I have looked and looked and looked for diverse books.  These are some of my all time favorites (so far!).  Growing up we pretty much had Amar Chitra Katha and that was it.  When I got a little older (and almost two decades passed) I discovered Arundhati Roy and Salman Rushdie and Jhumpa Lahiri.  Rainbow Rowell? No thank you. 

When I had kids of my own I was eager to pass on my love of reading.  But, somehow it seemed that little had changed since I was little.  The number of books available with diversity in them - be it characters with different skin tones, different names, different types of families, or anything - was so few.  I did whatever I could to make them feel normal.  We must have watched the Rakhi episode of Sesame Street a hundred times.  

But not being able to find books and show them pictures of kids who looked like them really hurt.  People would remind me of the book Snow Day.  I love Snow Day.  Snow Day is a great book. 

The thing is, I couldn't just read my kids one book forever.  My kids like to read a lot of books.  And keep reaching for new books.  We would read the classics a lot, which we love.  But I kept finding myself needing to edit.  About half of the Secret Garden is massively racist against Indians.  The end of the Lion, the Witch and the Wardrobe's last book had my oldest equating dark skin with evil.  Why wouldn't he?  This is exactly how the book is written.  

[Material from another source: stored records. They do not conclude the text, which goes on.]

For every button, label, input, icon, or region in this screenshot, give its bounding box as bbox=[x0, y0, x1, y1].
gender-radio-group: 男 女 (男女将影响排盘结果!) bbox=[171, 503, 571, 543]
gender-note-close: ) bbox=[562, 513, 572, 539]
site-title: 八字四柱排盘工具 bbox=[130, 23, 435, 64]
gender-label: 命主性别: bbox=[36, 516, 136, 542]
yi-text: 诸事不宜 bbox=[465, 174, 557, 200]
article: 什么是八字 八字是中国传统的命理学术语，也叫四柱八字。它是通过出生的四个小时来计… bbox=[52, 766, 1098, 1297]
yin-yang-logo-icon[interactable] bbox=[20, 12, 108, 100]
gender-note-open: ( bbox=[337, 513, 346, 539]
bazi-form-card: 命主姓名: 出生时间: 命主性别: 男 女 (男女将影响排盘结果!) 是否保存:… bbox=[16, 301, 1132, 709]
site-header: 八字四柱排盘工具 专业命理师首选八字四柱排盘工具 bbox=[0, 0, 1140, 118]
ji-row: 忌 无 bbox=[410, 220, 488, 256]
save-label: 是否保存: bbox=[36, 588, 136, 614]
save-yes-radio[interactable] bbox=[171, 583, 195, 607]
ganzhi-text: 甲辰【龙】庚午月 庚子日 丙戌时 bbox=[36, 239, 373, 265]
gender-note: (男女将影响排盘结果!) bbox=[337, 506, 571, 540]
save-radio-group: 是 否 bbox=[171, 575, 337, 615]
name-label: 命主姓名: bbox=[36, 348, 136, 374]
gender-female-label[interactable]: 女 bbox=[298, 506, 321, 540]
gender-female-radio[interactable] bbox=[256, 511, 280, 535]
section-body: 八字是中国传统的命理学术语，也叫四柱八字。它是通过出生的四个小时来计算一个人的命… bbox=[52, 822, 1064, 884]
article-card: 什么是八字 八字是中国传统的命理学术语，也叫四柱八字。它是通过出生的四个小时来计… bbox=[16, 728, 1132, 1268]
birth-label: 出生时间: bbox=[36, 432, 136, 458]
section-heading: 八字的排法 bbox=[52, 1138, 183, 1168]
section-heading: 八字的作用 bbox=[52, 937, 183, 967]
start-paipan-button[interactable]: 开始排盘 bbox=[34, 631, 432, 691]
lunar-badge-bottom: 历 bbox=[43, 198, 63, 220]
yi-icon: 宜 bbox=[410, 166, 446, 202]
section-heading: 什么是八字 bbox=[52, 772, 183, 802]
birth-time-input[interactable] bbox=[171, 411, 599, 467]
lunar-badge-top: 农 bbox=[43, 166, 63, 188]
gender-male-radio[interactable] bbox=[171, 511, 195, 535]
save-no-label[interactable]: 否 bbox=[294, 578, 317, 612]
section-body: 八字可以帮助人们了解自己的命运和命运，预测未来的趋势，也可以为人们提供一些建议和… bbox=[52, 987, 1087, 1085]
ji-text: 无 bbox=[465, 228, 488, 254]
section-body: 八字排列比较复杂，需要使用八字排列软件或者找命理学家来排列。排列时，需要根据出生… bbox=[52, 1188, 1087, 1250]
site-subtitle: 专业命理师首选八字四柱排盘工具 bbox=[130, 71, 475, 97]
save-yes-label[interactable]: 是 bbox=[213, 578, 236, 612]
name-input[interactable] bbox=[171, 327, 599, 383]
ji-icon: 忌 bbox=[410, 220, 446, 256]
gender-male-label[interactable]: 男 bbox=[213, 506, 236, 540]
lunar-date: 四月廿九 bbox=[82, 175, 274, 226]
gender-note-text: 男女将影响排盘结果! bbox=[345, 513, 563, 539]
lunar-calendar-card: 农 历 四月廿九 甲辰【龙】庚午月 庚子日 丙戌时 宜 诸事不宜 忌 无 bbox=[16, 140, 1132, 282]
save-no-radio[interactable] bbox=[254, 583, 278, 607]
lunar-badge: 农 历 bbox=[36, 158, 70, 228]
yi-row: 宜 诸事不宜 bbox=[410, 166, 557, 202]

I have scoured Amazon. The library. Book stores.  I signed up for a monthly subscription box of diverse books and crafts.  The results had been mixed at best.  

That is why it was such a big deal to find something.  Not just one something, but many somethings that we could relate to!  It matters.  Feeling like you are not alone. Feeling represented matters.  

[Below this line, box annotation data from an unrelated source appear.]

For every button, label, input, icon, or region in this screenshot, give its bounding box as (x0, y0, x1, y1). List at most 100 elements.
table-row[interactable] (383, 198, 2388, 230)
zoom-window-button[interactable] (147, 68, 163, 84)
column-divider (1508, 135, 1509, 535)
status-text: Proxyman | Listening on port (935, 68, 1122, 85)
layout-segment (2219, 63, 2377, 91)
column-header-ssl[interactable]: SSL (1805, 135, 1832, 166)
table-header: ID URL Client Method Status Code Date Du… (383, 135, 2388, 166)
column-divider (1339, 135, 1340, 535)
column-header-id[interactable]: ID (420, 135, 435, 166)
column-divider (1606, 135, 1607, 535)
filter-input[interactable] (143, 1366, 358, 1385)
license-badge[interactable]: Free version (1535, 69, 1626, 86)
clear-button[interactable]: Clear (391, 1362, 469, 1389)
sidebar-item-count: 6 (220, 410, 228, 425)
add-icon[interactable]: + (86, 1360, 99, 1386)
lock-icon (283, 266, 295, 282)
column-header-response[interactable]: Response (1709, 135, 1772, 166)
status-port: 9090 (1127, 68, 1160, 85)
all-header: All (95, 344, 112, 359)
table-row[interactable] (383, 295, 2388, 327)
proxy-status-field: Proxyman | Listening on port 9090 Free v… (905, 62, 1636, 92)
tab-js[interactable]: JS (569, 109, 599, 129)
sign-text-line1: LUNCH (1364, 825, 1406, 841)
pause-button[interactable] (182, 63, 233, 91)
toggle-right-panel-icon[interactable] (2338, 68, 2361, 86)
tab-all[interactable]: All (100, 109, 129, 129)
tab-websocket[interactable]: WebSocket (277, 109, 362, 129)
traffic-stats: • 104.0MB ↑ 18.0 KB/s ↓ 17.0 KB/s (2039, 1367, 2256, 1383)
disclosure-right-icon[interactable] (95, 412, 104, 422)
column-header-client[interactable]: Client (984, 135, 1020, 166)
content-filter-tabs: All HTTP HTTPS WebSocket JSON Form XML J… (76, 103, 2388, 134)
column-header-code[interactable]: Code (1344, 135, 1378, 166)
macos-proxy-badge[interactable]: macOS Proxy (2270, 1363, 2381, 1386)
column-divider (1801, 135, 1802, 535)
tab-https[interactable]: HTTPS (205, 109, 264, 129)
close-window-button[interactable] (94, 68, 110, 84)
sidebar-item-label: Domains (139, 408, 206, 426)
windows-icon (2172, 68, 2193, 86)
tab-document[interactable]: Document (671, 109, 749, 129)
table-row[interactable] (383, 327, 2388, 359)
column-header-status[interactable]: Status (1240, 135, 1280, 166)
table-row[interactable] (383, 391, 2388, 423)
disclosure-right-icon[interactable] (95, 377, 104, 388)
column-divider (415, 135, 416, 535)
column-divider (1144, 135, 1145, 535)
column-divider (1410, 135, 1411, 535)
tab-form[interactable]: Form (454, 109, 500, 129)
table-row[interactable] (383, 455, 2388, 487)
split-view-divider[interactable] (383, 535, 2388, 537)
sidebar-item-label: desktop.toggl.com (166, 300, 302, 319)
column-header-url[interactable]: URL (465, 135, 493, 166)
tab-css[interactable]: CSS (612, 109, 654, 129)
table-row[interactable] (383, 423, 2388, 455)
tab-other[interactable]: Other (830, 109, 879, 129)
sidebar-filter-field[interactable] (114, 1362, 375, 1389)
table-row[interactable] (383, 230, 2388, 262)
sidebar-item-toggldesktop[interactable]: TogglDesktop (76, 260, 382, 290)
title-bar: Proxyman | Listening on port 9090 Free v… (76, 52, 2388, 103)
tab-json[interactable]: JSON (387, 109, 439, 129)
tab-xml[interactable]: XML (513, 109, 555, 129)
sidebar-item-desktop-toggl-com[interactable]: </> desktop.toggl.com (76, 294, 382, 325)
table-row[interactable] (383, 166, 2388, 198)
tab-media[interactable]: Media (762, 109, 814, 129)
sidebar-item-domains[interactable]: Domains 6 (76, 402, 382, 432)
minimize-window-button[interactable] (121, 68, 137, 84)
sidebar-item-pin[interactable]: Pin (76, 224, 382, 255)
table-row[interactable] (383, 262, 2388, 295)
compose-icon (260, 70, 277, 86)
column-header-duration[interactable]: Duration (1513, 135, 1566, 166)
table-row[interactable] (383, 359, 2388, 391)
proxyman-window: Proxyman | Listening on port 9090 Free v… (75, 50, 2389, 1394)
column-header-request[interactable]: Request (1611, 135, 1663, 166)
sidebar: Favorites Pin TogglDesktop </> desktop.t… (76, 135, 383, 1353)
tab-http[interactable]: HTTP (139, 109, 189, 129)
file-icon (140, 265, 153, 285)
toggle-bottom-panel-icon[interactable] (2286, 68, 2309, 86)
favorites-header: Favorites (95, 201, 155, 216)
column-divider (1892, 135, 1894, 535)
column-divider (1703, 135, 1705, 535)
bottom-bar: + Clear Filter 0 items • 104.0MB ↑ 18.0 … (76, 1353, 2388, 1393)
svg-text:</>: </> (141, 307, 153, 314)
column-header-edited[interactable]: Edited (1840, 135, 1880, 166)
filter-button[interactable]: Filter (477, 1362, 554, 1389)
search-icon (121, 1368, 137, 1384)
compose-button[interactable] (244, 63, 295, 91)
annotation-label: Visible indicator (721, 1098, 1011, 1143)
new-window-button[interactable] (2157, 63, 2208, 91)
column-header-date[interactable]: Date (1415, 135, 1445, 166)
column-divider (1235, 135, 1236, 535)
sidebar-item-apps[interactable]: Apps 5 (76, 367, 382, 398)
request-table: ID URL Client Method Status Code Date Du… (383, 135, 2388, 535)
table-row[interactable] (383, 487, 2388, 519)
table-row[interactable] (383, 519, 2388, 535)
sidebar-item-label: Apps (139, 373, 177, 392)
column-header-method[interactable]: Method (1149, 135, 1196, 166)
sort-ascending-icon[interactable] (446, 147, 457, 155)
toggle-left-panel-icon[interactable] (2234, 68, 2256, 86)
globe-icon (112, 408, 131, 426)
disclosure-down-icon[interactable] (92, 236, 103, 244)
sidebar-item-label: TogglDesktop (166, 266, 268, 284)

And if you are not struggling with finding books with pictures that look like you or your family, it still matters.  Read to them about other cultures.  Show them pictures of different people. Let's make the world a smaller place and a less scary one.  

What are some of your favorite books to read with your children right now?


  1. This is such a wonderful list, I LOVE LOVE LOVE that you were able to find a Nandini book. My grandmother was Burmese and I always looked for books that would tell me more about the world and culture she grew up in or stories that even included a character from Burma. My father recently sent me a list of adult books, but this list gives me hope that perhaps there are children's options now too.

  2. What a lovely collection you have here.